Increasingly, the Obama Administration’s messaging on climate action is tied to opportunities for economic growth.
The proposed cap-and-trade system for carbon emissions would “encourage the development and deployment of the clean-energy technologies that will be critical to address climate change, enhance energy security and create jobs that can’t be outsourced,” Nancy Sutley, chairwoman of the White House Council on Environmental Quality, said during a carbon markets conference in Washington, D.C., according to the New York Times.
The proposed cap-and-trade program would bring U.S. emissions 20 percent below 2005 levels by 2020 and 83 percent by 2050.
During the recent climate talks in Bonn, Germany, the Obama Administration sent strong signals that it would take a leading role in setting global policy.
“The administration is signaling to the rest of the world that the United States is ready to assume leadership in helping to bring the world together and reduce our greenhouse gas emissions and protect the planet,” Sutley said.
On April 7, during a visit to Istanbul, Turkey, Obama acknowledged the cost and difficulty in getting Congress to tax all carbon emissions from power plants and refineries, according to FoxNews.

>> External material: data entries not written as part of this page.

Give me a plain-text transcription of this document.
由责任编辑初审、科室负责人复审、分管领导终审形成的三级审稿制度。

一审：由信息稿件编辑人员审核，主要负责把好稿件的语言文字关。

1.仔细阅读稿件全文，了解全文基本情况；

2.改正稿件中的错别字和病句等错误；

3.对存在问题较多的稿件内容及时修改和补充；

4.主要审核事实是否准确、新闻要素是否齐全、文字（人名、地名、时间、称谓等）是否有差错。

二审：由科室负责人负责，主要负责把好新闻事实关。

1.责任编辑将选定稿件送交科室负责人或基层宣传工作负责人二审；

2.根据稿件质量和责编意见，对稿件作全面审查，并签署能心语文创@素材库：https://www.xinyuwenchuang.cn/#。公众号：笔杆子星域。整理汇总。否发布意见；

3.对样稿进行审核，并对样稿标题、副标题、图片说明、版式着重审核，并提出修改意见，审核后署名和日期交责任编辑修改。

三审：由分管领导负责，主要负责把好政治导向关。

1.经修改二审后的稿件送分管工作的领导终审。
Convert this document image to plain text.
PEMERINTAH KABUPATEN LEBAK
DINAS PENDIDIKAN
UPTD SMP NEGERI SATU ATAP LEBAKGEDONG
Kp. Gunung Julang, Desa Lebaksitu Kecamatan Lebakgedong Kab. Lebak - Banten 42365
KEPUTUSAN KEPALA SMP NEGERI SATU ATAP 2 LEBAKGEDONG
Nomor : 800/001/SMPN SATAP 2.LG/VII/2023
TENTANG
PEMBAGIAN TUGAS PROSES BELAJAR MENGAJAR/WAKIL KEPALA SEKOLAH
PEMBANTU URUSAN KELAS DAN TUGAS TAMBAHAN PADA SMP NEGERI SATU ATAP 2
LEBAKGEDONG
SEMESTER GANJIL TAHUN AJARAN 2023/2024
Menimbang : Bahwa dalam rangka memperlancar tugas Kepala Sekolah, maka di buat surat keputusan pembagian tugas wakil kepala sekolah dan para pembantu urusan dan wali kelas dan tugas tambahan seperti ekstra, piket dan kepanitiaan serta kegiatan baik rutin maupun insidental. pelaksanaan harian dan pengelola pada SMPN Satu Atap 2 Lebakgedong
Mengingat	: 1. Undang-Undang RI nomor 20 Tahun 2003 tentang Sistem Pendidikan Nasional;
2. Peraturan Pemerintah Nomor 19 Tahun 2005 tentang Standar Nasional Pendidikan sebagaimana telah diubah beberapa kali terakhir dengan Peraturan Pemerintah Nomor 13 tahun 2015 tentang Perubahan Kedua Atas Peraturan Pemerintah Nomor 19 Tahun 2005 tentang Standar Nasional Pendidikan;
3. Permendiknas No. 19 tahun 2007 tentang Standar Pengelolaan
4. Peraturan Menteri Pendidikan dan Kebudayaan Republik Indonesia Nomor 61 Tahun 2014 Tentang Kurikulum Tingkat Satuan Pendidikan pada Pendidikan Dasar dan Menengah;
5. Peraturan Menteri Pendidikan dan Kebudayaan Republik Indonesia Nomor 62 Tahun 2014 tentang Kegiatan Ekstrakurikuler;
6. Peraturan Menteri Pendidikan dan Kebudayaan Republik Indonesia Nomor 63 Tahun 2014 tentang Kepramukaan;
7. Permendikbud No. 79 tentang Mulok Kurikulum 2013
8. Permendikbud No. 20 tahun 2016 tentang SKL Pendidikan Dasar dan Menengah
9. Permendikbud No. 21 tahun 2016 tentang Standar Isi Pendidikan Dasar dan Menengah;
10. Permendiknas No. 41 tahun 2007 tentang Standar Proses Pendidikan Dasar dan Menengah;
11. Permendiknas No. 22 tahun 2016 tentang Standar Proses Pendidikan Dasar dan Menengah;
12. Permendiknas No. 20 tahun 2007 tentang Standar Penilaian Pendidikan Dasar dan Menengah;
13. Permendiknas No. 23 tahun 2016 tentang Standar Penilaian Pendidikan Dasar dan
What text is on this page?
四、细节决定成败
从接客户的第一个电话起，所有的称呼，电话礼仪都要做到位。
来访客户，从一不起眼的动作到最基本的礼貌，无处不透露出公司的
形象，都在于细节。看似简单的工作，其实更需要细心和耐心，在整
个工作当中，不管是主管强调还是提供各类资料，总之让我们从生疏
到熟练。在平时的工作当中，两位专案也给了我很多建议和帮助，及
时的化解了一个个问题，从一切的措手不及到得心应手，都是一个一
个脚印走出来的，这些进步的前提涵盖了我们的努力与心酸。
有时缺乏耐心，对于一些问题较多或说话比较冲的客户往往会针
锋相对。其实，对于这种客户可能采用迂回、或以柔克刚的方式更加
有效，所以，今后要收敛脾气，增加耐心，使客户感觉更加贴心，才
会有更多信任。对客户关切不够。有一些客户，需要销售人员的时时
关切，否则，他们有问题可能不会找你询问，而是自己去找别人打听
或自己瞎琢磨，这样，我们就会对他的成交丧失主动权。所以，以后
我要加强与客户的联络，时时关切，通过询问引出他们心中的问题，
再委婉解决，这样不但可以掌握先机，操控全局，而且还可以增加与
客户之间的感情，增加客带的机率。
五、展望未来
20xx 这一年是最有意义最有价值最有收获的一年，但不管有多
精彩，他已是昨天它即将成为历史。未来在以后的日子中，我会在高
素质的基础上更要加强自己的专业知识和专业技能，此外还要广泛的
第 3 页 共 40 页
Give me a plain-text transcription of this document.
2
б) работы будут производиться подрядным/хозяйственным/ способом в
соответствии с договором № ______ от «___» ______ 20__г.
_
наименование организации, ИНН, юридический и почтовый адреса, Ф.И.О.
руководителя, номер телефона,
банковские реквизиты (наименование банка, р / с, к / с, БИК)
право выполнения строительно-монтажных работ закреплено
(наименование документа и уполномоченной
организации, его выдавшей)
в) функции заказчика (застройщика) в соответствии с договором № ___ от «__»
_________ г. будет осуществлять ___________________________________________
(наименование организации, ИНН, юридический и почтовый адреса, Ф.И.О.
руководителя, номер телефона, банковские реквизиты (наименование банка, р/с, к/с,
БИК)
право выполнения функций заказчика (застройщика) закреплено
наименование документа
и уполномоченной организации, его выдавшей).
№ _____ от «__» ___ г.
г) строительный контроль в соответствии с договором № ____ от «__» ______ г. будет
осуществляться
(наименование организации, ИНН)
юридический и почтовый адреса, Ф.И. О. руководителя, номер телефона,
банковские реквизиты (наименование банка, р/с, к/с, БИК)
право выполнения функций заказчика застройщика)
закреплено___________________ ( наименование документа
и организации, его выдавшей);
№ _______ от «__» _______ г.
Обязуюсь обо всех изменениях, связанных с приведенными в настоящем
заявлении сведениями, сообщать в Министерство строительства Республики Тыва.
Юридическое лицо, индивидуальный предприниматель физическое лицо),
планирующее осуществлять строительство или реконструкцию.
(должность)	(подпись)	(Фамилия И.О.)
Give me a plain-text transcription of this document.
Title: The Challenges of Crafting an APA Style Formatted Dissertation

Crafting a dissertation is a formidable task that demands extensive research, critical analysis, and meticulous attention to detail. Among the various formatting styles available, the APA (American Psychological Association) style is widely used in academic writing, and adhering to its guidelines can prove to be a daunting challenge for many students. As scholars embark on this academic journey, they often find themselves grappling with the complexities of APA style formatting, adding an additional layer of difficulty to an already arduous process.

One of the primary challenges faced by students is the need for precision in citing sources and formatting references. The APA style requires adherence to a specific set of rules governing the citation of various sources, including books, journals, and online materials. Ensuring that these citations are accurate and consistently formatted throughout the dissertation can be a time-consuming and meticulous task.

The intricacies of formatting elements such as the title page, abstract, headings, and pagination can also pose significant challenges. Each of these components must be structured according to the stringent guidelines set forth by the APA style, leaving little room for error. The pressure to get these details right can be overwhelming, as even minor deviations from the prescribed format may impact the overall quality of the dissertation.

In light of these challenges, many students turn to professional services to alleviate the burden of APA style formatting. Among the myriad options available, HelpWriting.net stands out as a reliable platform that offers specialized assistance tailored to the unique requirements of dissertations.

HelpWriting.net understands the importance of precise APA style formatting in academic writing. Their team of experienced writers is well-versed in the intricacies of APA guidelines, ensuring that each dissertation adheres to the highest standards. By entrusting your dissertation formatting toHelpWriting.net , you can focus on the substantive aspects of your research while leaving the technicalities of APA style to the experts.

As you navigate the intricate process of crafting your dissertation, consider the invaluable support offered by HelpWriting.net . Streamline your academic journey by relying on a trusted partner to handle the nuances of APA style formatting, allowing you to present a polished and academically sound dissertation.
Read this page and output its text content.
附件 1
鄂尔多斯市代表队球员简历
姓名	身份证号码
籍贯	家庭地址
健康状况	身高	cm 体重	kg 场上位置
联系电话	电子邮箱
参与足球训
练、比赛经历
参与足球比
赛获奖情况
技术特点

Any such plan would require massive and expensive changes at factories and utilities, which would pass the costs along to consumers, he said.
Still, Obama said he is dedicated to making the United States a leader in upcoming talks that will replace the Kyoto Protocol. The new agreement would take effect in 2012.
The economic stimulus package would provide $40 billion for clean-energy technologies and services.
New climate legislation from the House of Representatives, which would cut national greenhouse gas emissions 20 percent from 2005 levels by 2020, is more aggressive than similar measures pushed by the Obama Administration. However, the House bill does not include provisions for the cap-and-trade auction system.